The pH or acidity of the water has increased from a value of 2.99 to 5 from sea and rainwater. The change takes the water from an acidity level like vinegar to one in the normal range of rainwater.
Fertilizer compound ammonia nitrogen has dropped from 600 milligrams per liter to 200.
Another fertilizer compound, phosphorus, has dropped from 1,400 milligrams per liter to 420.
Chlorides, or salt, increased from 110 milligrams per liter to 1,300.
Since 2010, water sampling at the site has found few contaminant levels exceeding EPA standards. Two elements -- beryllium and cadmium -- did reach levels exceeding the standards in 2012, according to DEP. The measurements were made in water sampled from a drain structure on the property.
The newest results were met with skepticism by a longtime opponent of the phosphogypsum fertilizer industry. Glenn Compton, founder of environmental advocacy group Manasota 88, said the amount of contaminants remains constant.
"It's really not a reduction, it's a dilution," he said. "It's just being mixed in with more rainwater and seawater from dredge materials."

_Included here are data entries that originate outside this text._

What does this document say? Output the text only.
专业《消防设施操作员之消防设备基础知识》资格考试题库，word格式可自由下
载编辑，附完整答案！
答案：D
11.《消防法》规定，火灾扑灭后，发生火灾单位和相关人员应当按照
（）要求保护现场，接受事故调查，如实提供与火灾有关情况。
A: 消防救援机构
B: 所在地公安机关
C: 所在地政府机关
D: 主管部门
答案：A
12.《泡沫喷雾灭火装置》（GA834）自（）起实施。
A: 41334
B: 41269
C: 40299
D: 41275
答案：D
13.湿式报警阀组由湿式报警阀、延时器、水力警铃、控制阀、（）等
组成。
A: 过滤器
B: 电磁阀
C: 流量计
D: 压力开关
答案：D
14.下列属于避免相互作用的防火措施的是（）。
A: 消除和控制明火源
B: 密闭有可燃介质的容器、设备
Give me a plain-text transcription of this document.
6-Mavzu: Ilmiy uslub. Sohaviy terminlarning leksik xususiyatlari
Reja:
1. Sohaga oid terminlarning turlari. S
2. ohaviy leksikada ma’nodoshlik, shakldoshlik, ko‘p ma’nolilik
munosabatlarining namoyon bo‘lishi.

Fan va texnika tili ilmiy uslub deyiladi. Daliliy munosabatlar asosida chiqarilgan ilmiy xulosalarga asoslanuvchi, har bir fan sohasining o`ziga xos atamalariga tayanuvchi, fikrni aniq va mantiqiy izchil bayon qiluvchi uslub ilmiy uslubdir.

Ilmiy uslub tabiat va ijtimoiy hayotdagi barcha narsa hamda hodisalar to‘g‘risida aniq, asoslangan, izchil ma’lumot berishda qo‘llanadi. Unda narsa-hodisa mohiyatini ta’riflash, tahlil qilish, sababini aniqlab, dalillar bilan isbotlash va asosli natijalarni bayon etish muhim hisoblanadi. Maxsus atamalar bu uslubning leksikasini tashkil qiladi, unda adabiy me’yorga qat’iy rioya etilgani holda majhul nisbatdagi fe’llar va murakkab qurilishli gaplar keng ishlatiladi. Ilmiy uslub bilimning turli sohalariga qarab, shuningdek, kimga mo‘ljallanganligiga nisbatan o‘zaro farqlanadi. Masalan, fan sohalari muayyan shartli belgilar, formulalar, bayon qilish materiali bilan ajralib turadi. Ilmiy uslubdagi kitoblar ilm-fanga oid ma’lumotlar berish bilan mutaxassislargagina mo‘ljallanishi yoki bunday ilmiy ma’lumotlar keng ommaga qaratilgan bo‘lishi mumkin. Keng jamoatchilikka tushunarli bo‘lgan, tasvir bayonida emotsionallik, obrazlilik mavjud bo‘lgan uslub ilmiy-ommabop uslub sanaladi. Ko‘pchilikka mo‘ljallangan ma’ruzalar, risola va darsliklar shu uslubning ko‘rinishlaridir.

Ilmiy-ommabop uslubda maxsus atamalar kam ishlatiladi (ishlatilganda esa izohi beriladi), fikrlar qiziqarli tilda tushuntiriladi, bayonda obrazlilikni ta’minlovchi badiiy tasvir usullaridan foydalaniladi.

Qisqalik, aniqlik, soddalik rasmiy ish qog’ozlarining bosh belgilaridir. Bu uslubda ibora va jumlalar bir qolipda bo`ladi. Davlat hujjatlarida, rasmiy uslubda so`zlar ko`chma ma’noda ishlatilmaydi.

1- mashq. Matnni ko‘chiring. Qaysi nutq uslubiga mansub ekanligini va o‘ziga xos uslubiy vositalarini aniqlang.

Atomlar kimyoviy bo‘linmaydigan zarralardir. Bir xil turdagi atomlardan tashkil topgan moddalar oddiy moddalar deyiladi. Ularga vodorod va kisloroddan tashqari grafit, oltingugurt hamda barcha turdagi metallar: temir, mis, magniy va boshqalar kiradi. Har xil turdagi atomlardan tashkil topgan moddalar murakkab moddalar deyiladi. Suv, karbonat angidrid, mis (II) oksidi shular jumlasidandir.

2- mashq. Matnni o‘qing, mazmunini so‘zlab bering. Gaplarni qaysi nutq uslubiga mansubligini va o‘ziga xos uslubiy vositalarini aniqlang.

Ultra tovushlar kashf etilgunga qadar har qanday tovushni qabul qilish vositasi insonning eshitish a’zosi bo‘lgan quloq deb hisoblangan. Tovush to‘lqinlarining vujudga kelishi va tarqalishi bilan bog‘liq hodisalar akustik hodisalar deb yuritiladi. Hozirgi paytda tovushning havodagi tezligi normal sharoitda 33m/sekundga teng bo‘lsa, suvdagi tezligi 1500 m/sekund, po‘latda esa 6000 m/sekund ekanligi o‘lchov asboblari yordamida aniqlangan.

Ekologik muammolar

A higher volume of water with a lower percentage of contamination could be even more damaging to the aquifer, Compton said. High water volume could spread the contamination faster and farther, even into the freshwater aquifer hundreds of feet above the bottom of the well.
King, who toured some of the storage ponds at the Piney Point site two weeks ago with other Farm Bureau members and county officials, said he is now more convinced the water should stay where it is. The ponds have become homes for fish and birds. Water levels are well below the tops of the stack ponds, which he said should alleviate fears the containment could breach again as in 2011.
For their part, Manatee County officials say achieving neutral pH levels is important if the well project begins operating. They have stated in public meetings one of the biggest threats to the phosphogypsum stacks is a rainy summer that could cause the ponds to fail.
Amy Pilson, spokeswoman for the county's utilities department, said the county will learn in November whether the state plans to issue a permit for the injection well.